Depois de três comprimidos para enxaqueca, a cabeça de Hope ainda latejava de dor. Um galo enorme doía na parte de trás de sua cabeça, e o cotovelo ralado ainda ardia. E apesar de cada um desses itens serem grandes incômodos, Hope agradecia por eles. Eles eram a prova de que o que aconteceu na noite anterior era real, que não havia sido um sonho, de que ela não estava ficando louca.
Além dos machucados e escoriações, ela também estava com horríveis olheiras, decorrente da noite de insônia. Ela nem havia tentado dormir, ela sabia que não conseguiria. Sua mente estava desperta demais, e os acontecimentos da noite a deixavam inquieta. Hope repassou cada cena da noite em sua cabeça, e cada vez que ela relembrava cada acontecimento, tudo parecia ainda mais um sonho. Muito surreal, para poder ser verdade.
Ela não conseguia acreditar no que havia feito, dito ou visto. E cada vez ela lembrava mais e mais do que o homem havia dito a ela antes de desaparecer no meio da escuridão.
— Eu vou deixar você viver. — Ele havia dito. — Apenas por você ser a única pessoa corajosa, ou burra, o suficiente para não me temer. Mas tome cuidado com toda essa coragem, meu anjo, você pode não ter tanta sorte na próxima vez...

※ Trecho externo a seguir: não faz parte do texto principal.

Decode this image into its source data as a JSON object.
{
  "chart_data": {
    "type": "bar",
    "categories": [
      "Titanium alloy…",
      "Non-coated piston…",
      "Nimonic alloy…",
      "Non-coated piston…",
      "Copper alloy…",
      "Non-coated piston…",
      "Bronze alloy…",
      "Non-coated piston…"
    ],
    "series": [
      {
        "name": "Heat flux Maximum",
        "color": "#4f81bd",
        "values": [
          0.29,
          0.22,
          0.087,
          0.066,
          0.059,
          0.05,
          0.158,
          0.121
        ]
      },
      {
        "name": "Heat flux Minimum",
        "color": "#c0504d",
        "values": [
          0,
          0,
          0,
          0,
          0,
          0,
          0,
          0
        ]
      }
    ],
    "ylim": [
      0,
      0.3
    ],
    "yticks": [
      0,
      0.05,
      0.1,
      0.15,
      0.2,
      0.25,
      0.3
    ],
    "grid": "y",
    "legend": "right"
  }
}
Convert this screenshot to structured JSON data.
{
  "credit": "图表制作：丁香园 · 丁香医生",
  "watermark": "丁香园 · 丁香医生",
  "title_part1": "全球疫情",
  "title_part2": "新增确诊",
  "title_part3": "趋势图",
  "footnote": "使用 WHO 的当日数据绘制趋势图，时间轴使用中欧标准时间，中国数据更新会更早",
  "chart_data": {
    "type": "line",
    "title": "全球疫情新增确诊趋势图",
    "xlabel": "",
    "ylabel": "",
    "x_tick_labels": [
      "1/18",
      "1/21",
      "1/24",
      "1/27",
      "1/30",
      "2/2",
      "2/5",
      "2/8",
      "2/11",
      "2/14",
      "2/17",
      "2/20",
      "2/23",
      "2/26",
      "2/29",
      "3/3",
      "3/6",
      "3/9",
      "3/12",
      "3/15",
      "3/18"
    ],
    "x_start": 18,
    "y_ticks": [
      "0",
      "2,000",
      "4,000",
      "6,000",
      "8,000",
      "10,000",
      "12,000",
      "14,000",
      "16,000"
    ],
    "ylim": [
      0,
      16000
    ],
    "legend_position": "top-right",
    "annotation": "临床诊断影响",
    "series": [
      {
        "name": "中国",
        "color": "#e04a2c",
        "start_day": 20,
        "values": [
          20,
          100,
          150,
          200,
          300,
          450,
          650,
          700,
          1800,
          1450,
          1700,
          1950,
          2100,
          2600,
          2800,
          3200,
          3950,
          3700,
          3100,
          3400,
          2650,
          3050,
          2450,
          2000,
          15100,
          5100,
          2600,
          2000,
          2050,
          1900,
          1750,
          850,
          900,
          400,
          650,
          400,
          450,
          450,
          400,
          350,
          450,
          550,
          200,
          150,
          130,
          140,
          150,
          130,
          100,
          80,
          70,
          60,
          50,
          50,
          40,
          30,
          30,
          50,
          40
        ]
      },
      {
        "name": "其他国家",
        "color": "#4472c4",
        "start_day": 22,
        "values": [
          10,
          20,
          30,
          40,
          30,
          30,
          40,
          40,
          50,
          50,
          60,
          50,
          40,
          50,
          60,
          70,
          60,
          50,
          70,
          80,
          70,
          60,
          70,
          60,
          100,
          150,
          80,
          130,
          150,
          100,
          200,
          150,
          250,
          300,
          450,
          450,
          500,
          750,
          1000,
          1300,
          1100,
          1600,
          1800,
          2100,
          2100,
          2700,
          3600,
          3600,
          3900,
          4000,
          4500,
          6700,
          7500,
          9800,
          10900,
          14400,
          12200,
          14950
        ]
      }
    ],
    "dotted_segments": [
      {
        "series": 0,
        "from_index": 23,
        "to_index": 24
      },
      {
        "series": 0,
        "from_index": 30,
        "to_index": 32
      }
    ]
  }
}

Era verdade que Hope nunca havia sido uma menina medrosa, ela nunca teve medo de nada. — Além de cobras. — Ela sempre era a criança que caia e não chorava, que enfrentava valentões na escola, que não se sentia intimidada em andar a noite sozinha, ou não hesitava em repreender algum cara estúpido.
Como Hope havia crescido sem pai, e a mãe estando constantemente ausente por causa dos turnos que ela sempre pegava a mais no hospital para poder sustentar sozinha a família, Hope foi obrigada, desde muito cedo, a aprender a se virar sozinha, a não depender de ninguém, a se tornar completamente autossuficiente. E depois de perder a mãe em um acidente de carro aos 16 anos, Hope ficou sozinha no mundo. Sem praticamente ninguém com quem contar, ela teve que arrumar um emprego, e aprender a morar e se sustentar sozinha. Ela foi obrigada a se tornar aquela garota corajosa, que não temia nada e que está sempre preparada para qual fosse a barreira que a vida lhe impusesse.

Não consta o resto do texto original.